No more a victim of human trafficking, but a self-sufficient actor
Pro-tukipiste has been able to witness the development of anti-human trafficking activities in Finland at both the individual and structural level since the beginning of the 2000s. Disseminating the knowledge that we have accumulated through our practical client work to the structures and networks that play a key role in ensuring the rights of human trafficking victims is at the core of our efforts to combat human trafficking. We have been granted a front-row seat in examining the status of human trafficking victims and the developments that have been made in Finnish society, and we can now safely call them success stories as well.
The people whose stories have included features of human trafficking have often come to our Pro assistance point through the recommendation of other people who sell sex. By working with different communities, we have been able to come to different environments and provide information on the rights and duties of individuals as well as the opportunities for seeking help to those who would otherwise remain beyond our reach. The communal level is also home to experiential information on how the criminal and residence permit procedures work and what types of consequences might come to the person and their loved ones if they report a crime.
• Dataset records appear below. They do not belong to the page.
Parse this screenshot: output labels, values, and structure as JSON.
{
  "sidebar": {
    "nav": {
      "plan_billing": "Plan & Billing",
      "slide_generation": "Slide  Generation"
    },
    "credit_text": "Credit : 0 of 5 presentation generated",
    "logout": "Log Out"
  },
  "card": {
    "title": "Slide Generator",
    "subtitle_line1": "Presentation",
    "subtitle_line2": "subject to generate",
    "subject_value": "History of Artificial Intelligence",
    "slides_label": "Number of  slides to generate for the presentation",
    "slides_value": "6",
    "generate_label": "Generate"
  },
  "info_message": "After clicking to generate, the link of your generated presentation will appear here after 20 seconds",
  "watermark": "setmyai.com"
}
The people we have met over the years have been allowed to make informed choices on how they wish to proceed in situations that could be classified as human trafficking. Over the years, we have been able to see the destructive effects that violence and sexual exploitation can have on an individual’s life and well-being. Our clients have sought our help so that they could receive understandable information and assistance as victims, foreign residents in Finland, or individuals who do not feel like they are entitled to the protection offered by our society or to participate in said society. We have supported our clients throughout their feelings of shame, questions related to gender and sexual identity, experiences of discrimination, and the uncertainty and fear that have affected their entire lives and existence. We have been able to help our clients get back in touch with the basic necessities of life and gain the rights that they are entitled to in our society.
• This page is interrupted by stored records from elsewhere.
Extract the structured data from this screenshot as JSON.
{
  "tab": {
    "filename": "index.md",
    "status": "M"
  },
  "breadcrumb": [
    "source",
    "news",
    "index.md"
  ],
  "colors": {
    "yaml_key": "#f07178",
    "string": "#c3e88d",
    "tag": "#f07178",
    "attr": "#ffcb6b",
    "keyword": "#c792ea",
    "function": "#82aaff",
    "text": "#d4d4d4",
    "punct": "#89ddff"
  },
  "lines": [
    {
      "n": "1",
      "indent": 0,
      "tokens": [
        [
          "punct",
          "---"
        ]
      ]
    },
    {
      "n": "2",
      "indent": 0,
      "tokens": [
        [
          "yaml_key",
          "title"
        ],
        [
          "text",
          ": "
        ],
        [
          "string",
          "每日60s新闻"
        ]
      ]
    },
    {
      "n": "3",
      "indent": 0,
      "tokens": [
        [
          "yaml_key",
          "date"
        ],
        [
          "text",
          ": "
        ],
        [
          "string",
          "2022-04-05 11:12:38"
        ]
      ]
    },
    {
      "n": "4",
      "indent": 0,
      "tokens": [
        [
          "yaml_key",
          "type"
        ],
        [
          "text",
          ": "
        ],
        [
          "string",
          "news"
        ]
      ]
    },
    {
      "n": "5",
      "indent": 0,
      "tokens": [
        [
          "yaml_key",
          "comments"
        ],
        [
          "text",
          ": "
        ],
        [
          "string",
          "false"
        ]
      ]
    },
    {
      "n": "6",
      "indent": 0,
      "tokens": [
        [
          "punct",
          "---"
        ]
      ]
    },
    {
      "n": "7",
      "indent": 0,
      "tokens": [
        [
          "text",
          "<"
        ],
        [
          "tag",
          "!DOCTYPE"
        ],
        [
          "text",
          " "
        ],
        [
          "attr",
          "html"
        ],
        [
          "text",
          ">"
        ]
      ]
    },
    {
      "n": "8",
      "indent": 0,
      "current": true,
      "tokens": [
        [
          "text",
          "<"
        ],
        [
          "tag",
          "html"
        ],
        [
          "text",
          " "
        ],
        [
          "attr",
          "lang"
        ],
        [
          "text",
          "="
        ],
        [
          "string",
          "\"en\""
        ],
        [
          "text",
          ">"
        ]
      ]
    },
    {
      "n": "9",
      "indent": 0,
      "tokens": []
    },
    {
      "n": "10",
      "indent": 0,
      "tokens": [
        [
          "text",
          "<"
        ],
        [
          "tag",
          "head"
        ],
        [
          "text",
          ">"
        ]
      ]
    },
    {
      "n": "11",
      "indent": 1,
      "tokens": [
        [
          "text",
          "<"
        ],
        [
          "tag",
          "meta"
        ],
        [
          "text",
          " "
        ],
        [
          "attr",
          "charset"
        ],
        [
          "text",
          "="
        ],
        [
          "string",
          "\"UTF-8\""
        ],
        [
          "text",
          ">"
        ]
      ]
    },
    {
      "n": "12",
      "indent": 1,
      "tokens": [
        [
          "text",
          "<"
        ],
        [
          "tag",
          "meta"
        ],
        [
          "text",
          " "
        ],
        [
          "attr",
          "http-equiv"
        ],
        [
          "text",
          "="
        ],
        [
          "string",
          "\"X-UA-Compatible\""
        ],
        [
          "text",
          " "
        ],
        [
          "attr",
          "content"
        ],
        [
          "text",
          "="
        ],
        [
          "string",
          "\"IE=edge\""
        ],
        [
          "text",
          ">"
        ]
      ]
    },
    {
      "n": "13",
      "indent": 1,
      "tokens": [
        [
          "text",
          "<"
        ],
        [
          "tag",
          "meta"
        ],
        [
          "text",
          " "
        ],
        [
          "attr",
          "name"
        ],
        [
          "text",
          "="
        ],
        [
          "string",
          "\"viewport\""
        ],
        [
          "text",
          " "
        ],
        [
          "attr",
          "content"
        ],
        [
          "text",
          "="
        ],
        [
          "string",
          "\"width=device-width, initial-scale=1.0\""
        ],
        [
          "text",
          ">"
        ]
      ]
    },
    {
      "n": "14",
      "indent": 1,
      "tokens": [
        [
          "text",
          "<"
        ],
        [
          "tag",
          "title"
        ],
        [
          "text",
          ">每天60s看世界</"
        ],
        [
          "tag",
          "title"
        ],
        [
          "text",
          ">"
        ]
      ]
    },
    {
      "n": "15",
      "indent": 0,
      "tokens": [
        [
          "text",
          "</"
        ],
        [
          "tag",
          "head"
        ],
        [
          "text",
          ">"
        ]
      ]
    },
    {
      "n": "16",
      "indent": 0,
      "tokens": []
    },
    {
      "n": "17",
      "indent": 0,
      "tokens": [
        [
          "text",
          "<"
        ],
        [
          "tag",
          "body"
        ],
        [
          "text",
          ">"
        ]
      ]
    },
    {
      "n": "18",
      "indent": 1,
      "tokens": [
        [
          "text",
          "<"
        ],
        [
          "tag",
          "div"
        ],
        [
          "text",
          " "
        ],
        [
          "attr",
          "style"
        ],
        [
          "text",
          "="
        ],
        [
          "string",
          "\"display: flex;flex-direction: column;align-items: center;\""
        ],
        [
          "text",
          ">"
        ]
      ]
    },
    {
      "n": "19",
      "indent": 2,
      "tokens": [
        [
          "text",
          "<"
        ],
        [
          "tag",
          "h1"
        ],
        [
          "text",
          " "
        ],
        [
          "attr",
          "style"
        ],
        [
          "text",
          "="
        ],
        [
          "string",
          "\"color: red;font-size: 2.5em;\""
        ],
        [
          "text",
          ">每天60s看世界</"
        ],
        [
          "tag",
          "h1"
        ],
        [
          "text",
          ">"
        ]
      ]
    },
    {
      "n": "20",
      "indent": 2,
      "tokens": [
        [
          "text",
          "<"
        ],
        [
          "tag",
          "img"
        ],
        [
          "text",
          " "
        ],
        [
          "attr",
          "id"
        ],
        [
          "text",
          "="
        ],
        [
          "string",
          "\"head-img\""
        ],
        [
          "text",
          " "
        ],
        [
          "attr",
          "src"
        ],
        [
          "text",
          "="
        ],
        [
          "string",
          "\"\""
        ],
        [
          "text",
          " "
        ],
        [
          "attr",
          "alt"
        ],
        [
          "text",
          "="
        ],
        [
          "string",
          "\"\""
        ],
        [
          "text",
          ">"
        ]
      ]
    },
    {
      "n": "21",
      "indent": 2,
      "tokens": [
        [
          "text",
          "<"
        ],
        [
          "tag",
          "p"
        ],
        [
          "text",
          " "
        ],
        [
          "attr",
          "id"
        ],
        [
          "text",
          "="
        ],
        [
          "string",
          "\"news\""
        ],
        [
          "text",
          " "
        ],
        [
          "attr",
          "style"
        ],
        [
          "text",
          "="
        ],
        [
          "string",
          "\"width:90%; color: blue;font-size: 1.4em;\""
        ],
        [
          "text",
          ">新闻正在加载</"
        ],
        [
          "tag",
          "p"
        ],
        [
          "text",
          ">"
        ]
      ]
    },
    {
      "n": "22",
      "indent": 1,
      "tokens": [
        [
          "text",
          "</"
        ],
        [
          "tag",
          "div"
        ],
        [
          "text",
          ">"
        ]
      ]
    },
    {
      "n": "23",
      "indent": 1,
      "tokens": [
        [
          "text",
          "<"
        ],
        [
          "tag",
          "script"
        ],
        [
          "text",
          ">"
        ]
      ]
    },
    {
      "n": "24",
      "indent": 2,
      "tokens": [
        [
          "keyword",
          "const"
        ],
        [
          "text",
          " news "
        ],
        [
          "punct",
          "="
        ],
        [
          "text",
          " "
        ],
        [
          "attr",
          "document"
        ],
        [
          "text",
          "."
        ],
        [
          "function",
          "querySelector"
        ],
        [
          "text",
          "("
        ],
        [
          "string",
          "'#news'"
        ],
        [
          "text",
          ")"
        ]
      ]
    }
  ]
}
Some of our clients have entered the national Assistance system for victims of human trafficking and applied for the residence permit for human trafficking victims. Some of them have received the help they need through municipal services. For several of our clients, gaining access to the services that they need has required intensive support from our organisation. Our organisation-oriented work has helped us build bridges between the people we have met and the Finnish service system. We have accompanied our clients to the services that previously were unfamiliar to them, listened to their experiences and heard their needs, and created mutual understanding of the types of opportunities that Finnish society can offer to them to help them move forward in life. We have educated our clients on the values of our society, the services that are available to them, and the activities of the authorities and organisations that they need. At the same time, we have helped interpret the needs and life situations of our clients to our partners, to allow our clients to participate and be heard in the matters that pertain to them. Our experiences have helped us learn how to talk about the rights and opportunities of human trafficking victims in a concrete and understandable manner.
The need for help of human trafficking victims can continue and vary for decades. Each story of survival is different. We have had the privilege to witness what it means to realise the rights of human trafficking victims at the individual level. At best, we have been able to see people achieve a sustainable level of self-worth and the feeling that they have been allowed to decide what they want from their lives. The individual-level success story that we want to achieve in our organisational work is to empower people to become self-sufficient actors whose lives and identities are no longer defined by their former identities of when they were victims of human trafficking.